Gwen : je propose de présenter Tiana et inversement (rire).
Tiana pour moi est une artiste passionnée, une bosseuse infatigable, une personne sur qui l’on peut vraiment compter. Elle est passionnée par la musique, mais aussi et surtout par l’autre ; elle a un grand cœur, une envie de toujours partager. Elle est une excellente chanteuse et un coach vocal d’exception.
Tiana : je crois que je vais pleurer… (rire).
Gwen est quelqu’un que j’admire énormément. Il partage la même passion et la même générosité que moi. Il est créatif et très entreprenant. Pour moi, c’est un réel plaisir de travailler avec lui, c’est quelqu’un qui inspire ma confiance totale.
Pouvez-vous nous parler de votre musique ?
Tiana : nous avons tous deux des racines très métissées. Gwen a des origines gabonaises, togolaises et sénégalaises, moi j’ai des ascendants camerounais et malgaches ; l’Europe, notre terre d’adoption, a elle aussi son influence sur nous.
Nous développons donc une musique éclectique, qui puise dans nos cultures respectives et dans ce que ce que nous avons acquis à l’occasion de nos voyages, pour créer un pont entre l’Afrique et l'Europe. Notre création est le mix de tout ce que nous avons absorbé : rythmes traditionnels et populaires africains, gospel, jazz, soul, etc…
Gwen : pour tout dire, en lançant notre projet, nous n’étions pas focalisés sur un style de musique en particulier. Ce que nous voulions, c’était juste créer quelque chose d’authentique, qui soit à l’image de ce que nous sommes. D’où la naissance de ce style hybride que nous mettons à l’avant dans nos créations.
Vous vivez en Suisse depuis plusieurs années déjà ; trouvez-vous ce pays favorable à votre business musical ?
Gwen : non, l’environnement n’est pas particulièrement propice. Mais nous le prenons tel qu’il est et nous nous adaptons au mieux afin de faire avancer nos projets.
Cette question nous donne d’ailleurs l’occasion de rappeler aux artistes africains qui pensent que l’Europe est un eldorado où tout est servi sur un plateau d’argent, qu’ils se trompent largement.
Nous avons des collègues musiciens qui résident dans les capitales européennes et qui peinent à faire tourner leurs projets. Ils donnent des concerts pour des cacahuètes et vivent misérablement.
Si Tiana et moi sommes à ce niveau, et Dieu sait qu’il nous reste encore beaucoup à faire, c’est parce que nous travaillons très durement, 18 heures par jour en moyenne.
Quand nous rentrons en Afrique, nous voyons des artistes qui s’en sortent si bien, que l’on se dit que le continent offre de réelles chances à ceux qui prennent le temps d’élaborer les bonnes stratégies.

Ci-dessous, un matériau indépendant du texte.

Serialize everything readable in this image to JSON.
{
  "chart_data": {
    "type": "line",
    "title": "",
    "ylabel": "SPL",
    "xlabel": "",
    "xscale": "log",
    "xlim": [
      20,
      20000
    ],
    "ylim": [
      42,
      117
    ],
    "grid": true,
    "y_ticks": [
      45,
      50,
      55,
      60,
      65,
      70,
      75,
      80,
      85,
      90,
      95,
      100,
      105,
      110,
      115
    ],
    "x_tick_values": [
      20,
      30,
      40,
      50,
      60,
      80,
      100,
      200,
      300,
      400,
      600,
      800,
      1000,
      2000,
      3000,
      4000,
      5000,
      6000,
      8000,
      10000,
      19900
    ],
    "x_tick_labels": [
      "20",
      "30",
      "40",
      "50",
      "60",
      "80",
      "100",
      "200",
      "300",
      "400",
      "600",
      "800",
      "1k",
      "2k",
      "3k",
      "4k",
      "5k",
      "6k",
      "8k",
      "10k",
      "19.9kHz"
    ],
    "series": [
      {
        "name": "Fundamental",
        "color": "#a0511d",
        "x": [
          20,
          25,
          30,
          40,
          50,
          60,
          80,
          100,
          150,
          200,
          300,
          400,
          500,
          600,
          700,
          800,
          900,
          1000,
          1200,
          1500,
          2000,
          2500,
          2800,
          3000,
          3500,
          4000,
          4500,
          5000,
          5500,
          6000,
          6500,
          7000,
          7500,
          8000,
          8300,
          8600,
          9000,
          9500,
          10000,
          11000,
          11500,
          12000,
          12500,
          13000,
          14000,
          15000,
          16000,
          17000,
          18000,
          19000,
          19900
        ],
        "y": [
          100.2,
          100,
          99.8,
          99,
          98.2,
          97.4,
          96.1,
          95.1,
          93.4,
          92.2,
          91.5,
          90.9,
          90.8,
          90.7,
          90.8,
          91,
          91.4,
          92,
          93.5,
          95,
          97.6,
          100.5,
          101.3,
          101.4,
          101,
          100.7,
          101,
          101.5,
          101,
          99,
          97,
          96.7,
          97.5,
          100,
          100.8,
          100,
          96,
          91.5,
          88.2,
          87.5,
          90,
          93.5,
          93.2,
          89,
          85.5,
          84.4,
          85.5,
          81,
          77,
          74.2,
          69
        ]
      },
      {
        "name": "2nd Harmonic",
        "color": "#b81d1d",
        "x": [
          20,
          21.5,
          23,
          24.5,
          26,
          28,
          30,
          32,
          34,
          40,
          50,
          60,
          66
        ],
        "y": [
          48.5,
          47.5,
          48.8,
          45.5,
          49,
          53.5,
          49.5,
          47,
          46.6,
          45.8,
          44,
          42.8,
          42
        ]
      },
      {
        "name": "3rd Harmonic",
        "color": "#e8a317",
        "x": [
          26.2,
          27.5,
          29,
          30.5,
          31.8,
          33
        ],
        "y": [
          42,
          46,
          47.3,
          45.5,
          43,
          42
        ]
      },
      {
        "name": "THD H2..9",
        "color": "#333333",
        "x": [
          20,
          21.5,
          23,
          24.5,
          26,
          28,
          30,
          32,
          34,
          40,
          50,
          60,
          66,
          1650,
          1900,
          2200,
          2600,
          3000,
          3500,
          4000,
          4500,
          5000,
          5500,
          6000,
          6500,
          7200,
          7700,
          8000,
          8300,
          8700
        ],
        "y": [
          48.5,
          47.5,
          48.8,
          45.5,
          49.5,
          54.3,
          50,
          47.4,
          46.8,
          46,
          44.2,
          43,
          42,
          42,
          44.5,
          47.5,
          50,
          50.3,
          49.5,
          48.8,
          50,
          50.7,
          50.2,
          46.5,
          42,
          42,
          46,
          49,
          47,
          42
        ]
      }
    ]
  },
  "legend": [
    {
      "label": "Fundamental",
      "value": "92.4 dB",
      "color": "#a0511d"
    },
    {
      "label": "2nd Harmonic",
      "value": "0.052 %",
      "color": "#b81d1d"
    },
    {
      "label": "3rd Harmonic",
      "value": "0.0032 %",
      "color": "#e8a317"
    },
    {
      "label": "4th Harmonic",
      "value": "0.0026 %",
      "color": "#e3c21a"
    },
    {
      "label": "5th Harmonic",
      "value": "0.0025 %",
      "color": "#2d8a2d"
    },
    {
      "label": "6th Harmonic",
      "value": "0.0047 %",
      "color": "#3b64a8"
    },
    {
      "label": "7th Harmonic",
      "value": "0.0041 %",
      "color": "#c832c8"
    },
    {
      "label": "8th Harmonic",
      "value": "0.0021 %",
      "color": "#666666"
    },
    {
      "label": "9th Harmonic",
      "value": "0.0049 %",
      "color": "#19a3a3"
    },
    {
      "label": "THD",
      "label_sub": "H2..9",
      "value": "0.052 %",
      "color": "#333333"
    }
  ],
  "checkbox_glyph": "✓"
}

Tiana : le monde de la musique en Suisse est divisé en deux ; il y a d’un côté les artistes très connus et de l’autre, les débutants. Les artistes en phase de développement sont donc oubliés le plus souvent. Dans ce contexte-là, il faut vraiment être un combattant pour s’en sortir.
Entre scènes et business, comment vous organisez-vous ?
Gwen : être artiste, c’est être entrepreneur de nos jours. Le temps est révolu où le musicien se limitait à chanter, laissant d’autres personnes s’occuper de tous les autres volets de sa carrière.
Nous sommes des auto-entrepreneurs, engagés nous-mêmes dans la gestion de notre image, dans le management de notre équipe et dans la quête des opportunités les plus intéressantes pour nos projets.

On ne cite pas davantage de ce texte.